QOS, which stands for Quality Of Service, is comprised of a central Server and Agents installed on systems throughout the network. The Agent records system parameters, such as the running processes, available memory, and network connectivity, and passes this information on to the Server. The Server records this information decides whether the information merit notification by comparing it to configured Triggers and sends email notifications if the value exceeds the trigger.
QOS is written using the Python programming language. Python is an object-oriented scripting language optimized for best speed on multiple platforms, be it UNIX, MacOS, or Windows.

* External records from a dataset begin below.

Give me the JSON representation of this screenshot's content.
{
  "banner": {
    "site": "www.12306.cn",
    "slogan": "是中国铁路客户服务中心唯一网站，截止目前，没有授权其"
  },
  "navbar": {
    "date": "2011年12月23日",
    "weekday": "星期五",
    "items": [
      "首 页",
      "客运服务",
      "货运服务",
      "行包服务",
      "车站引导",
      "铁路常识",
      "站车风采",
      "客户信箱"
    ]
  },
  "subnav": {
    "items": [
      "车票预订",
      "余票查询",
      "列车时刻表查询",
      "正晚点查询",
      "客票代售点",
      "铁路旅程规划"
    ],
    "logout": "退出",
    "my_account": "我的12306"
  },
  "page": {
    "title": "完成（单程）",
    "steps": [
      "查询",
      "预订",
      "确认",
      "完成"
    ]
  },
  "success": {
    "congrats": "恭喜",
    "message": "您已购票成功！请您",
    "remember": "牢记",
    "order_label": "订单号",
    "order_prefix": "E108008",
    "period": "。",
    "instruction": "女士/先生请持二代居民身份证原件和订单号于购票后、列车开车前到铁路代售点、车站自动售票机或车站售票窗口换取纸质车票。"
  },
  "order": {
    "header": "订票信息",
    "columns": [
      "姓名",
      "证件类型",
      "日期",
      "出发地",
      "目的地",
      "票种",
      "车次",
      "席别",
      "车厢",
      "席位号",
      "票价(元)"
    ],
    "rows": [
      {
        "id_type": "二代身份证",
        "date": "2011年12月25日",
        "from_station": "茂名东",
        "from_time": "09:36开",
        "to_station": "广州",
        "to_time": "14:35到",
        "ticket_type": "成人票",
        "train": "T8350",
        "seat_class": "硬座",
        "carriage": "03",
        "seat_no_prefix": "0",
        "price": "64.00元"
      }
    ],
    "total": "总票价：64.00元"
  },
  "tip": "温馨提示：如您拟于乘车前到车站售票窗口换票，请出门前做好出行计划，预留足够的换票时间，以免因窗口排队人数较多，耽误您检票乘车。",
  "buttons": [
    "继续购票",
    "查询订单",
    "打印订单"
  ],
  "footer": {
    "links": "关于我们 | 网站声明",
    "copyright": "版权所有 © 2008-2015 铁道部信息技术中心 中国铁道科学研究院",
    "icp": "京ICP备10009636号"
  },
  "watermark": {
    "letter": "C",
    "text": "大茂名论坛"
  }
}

Information on Python is available at Python's Web site.
QOS is designed with specific goals in mind:
Scalability: QOS is based on the Python asyncore framework which can handle thousands of TCP connections with little overhead. Since the Agent is doing the difficult and time-consuming work of actually gathering information, the server is free to manage Agent reports and alerting. QOS was originally developed to monitor a very large Web site comprised of over 300 computers separated into more than 20 functional areas. The main server was a Intel Celeron 300MHz processor equipped with 128MB RAM and one IDE disk, and it handled the load easily while at the same time running a busy Agent and serving as an SSH bastion host!
Manageability: QOS is a centrally managed system. The Agents have no local configuration beyond the name of the QOS Server. When an Agent starts up, it contacts the server for it's configuration, then immediately begins collecting data based on that configuration. The configuration can be changed at run-time without requiring a Server restart; just one push of a button and the Agents update themselves at their next check-in. The configuration itself is heirarchical and is simple to generate from a script for larger installations.
Stability: The QOS Server is written as a simple, robust connection manager. The Server is immune to large changes in the operating environment, as it is not frequently calling external programs and collecting changing data. While agents may malfunction or crash, the server will simply report the agent is no longer collecting data and continue on its merry way.
Security: QOS's client-server relationship encourages strong network design as data flows from higher-security Agents towards the Server, which can be located on an administrative network or at the outer layers of a layered system architecture. With other server-based systems, the server must contact the systems it must monitor directly, which involves comprimising firewalls to allow that server access. These holes could be exploited by attackers to invade machines that would otherwise be protected. With QOS, the Agent does not accept inbound connections and therefore provides no vector for attack. The Server (and Agent on some platforms) can also run as an unprivileged user to prevent direct attacks against it from yielding administrative access, and the asyncore framework protects against Denial-of-Service (DoS) attacks from draining significant amounts of server resources.